I wrote this article 3 years ago, but worth sharing again.
Although I grew up in Ottawa County, I have spent the last almost 15 years working in Delaware County. The last couple of years I have spent a good deal of time around Jay. I have been fortunate to make many new friends from that area, a lot with Native American heritage. Most of my life has been prominent with friends and traditions from the Ottawa and Craig County areas. It has been interesting to me that only 50 miles away from my home, that the culture in an area that close to me has traditions that are new to me. I always enjoy it when I am introduced to something new or different than what I am accustomed to. I have attended what they call Hog Fries and Gigging Tournaments. The people I have friended in that area have been more than happy to teach me some of their traditions and lifestyles different from mine. The art of gigging fish is a Cherokee tradition still practiced frequently in Delaware County. After dark, usually a two man team will take a flat bottomed boat and head up the clear creeks or rivers to gig fish using a long pole with a spearing apparatus on the end. Although I have been invited, I have never been gigging. But, I have attended the meal they prepare after bringing the fish in... The feast usually involves using a propane cooker filled with oil to cook fried onions, potatoes, hot links, fish, and fried biscuits.
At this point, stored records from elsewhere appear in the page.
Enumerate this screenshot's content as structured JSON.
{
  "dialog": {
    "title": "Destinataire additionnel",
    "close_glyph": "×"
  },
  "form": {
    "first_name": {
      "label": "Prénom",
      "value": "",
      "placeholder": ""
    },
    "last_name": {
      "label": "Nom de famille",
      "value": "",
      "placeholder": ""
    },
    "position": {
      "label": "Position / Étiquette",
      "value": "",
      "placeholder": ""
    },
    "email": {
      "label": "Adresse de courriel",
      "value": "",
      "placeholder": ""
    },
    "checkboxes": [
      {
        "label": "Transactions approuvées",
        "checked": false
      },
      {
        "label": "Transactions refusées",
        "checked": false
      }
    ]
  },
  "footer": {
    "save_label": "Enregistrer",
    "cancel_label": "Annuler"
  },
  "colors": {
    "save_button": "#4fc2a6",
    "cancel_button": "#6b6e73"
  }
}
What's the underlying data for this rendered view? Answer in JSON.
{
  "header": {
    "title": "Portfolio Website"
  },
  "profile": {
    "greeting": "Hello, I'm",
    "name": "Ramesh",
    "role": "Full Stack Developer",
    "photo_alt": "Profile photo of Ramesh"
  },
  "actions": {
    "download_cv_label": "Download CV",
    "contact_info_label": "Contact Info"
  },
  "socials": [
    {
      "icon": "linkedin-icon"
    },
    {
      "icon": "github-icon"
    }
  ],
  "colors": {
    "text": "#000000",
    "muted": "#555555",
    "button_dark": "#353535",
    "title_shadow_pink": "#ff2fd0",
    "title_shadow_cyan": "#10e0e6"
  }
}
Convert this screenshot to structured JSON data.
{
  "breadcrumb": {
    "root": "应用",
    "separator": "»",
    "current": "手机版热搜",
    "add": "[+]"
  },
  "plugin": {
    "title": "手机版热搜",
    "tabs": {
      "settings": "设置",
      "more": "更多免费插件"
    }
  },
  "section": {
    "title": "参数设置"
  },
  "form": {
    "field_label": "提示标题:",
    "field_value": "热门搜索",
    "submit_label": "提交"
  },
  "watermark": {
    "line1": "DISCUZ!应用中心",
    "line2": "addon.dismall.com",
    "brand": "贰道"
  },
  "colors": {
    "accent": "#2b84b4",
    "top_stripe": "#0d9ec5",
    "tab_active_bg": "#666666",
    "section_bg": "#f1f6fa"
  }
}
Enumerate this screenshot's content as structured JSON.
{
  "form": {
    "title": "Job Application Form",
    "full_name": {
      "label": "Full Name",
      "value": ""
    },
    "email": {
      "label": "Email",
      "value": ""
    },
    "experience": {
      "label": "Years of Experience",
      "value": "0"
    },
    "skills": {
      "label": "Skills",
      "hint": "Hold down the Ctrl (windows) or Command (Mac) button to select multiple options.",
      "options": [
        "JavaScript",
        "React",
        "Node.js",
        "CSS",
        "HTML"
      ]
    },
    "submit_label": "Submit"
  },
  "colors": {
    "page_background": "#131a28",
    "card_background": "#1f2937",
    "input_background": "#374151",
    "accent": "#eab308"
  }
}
Hog fries are another tradition to that area, which I have attended as well. Some of the finest eating I have ever participated in was at a hog fry. Recently at a hog fry I was quizzing the local cooks on their techniques of preparing their fine dining and was amazed at the simplicity to which they prepared things and yet, was producing such flavorful meals. But, I later learned that what made their fare so special was not the ingredients used but the know-how of the process of making things like, perfect fry bread, tender delicious fried hog meat, huckleberry bread, etc.
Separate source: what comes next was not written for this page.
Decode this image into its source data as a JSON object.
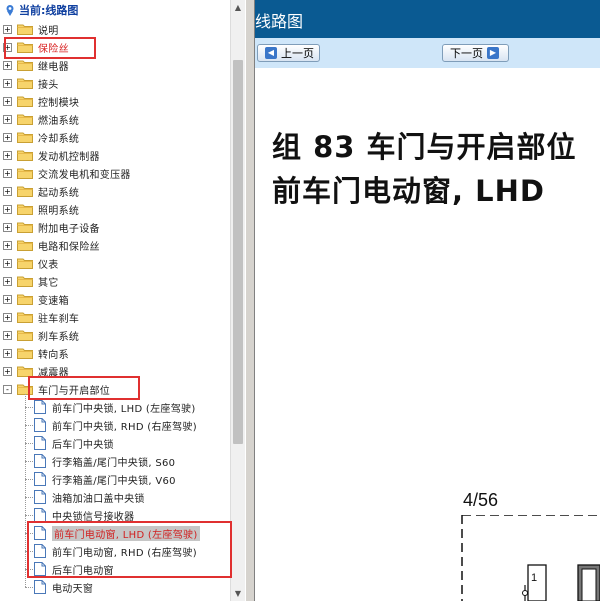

April is a great time in Delaware County, as it is the time of year that the annual gigging tournament is held at Lake Eucha, the perch fishing gets started, the wild mushrooms are ready for picking, as well as the wild onions, with the huckleberries coming on later in June and July. My only dislike of this area, this time of year is the emergence of the copperhead snakes coming out of hibernation. Oh yes, Delaware County produces lots of those as well! So if you’re like me, I leave the harvesting to others and just purchase my huckleberries and wild onions. If you choose not to get out and pick any these delicious morsels, you CAN usually buy them from individuals who HAVE gotten out and picked, but they are not cheap. As with the wild mushrooms, huckleberries, or other wild growing fruit or vegetable it costs for seasonal delicacies, with the wild onions alone usually costing around $20 for a gallon bag. But it is a once a year tradition with a small timeline for harvesting, and well worth the cost if you have never tried them. A traditional Native American dish, wild onions and eggs, or as some call it Cherokee Eggs and Wild Onions are much sought after meal in the month of April in Delaware County and the most recognized way of enjoying these onions. I’m sure there are other methods of preparing them, but in that part of the country, that would be the traditional way. The first time I was told we were having wild onions and eggs, I said, oh, for breakfast? Well, I quickly learned that they are served at dinner with fried potatoes, beans, etc.
Wild Onions and Eggs
1 cup or 2 Dozen Wild Onions
2 Tablespoons Water
1-2 Tablespoons Bacon Grease or Butter for frying
Salt and Pepper to taste
1. Pick or buy young tender wild onions equal around 1 cup.
2. Coarsely chop the onions.
3. Place the onions and the water in a cast iron fryer. Cover and cook until they are limp.
4. Add butter or bacon grease.
5 Add eggs. Scramble and add salt and pepper to taste. Do not overcook.